Phase transitions and optimal algorithms for semi-supervised classifications on graphs: from belief propagation to graph convolution network

We perform theoretical and algorithmic studies for the problem of clustering and semi-supervised classification on graphs with both pairwise relational information and single-point feature information, upon a joint stochastic block model for generating synthetic graphs with both edges and node features. Asymptotically exact analysis based on the Bayesian inference of the underlying model are conducted, using the cavity method in statistical physics. Theoretically, we identify a phase transition of the generative model, which puts fundamental limits on the ability of all possible algorithms in the clustering task of the underlying model.

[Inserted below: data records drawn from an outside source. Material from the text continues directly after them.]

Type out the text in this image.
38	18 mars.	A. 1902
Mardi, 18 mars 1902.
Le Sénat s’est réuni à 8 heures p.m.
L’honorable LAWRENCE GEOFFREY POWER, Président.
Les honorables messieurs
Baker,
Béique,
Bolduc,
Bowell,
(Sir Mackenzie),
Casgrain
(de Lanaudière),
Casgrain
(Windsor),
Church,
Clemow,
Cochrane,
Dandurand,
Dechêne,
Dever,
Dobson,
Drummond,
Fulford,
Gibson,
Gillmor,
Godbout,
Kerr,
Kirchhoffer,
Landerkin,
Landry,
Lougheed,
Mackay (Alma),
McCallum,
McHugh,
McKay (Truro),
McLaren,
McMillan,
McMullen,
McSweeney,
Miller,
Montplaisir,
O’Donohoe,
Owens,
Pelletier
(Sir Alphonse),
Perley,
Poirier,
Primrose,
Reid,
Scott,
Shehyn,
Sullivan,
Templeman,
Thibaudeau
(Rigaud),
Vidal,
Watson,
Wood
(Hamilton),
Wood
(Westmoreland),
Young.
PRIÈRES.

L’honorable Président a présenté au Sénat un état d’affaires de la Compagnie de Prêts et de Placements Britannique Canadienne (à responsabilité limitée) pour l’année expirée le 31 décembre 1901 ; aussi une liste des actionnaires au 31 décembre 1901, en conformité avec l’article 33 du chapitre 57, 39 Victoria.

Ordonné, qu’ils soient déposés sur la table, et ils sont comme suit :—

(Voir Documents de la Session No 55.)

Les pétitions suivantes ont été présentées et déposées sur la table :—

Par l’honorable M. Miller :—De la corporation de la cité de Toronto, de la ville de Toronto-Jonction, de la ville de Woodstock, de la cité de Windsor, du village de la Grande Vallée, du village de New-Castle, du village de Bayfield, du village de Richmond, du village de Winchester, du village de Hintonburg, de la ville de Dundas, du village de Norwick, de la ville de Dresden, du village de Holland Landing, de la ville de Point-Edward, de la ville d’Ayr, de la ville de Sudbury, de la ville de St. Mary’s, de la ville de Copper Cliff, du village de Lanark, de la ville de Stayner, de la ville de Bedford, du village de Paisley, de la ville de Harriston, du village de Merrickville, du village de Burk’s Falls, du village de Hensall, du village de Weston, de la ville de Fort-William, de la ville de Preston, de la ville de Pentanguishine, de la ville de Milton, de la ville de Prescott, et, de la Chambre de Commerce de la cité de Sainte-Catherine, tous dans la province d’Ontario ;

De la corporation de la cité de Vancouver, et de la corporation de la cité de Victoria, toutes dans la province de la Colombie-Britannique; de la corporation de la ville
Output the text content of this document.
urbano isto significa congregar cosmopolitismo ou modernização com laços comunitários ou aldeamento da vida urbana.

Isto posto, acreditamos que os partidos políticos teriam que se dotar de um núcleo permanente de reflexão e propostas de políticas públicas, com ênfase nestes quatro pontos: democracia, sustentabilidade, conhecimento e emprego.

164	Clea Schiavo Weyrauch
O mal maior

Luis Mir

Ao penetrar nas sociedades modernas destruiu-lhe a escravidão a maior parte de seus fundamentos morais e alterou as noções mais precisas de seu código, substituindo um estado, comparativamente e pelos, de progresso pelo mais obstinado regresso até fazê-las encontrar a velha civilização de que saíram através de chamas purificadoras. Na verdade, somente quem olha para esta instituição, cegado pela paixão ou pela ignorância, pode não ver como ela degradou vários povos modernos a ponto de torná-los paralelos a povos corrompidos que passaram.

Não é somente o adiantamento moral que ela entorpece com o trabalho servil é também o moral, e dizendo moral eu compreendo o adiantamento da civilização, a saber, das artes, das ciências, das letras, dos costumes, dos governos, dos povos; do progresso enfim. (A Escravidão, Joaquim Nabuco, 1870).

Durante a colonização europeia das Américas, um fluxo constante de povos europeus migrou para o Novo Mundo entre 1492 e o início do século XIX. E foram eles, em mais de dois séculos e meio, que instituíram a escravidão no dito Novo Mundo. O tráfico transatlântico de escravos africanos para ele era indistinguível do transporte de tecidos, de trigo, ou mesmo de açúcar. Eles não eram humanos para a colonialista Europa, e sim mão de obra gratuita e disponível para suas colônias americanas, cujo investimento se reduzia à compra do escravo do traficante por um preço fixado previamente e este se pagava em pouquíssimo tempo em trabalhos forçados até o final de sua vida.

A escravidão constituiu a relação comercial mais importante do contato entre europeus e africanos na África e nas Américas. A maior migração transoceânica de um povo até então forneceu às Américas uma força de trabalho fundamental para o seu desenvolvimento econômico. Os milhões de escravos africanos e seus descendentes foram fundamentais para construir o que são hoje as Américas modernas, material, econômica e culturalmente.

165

Algorithmically, we propose a belief propagation algorithm that is asymptotically optimal on the generative model, and can be further extended to a belief propagation graph convolution neural network (BPGCN) for semi-supervised classification on graphs. For the first time, well-controlled benchmark datasets with asymptotially exact properties and optimal solutions could be produced for the evaluation of graph convolution neural networks, and for the theoretical understanding of their strengths and weaknesses. In particular, on these synthetic benchmark networks we observe that existing graph convolution neural networks are subject to an sparsity issue and an ovefitting issue in practice, both of which are successfully overcome by our BPGCN. Moreover, when combined with classic neural network methods, BPGCN yields extraordinary classification performances on some real-world datasets that have never been achieved before.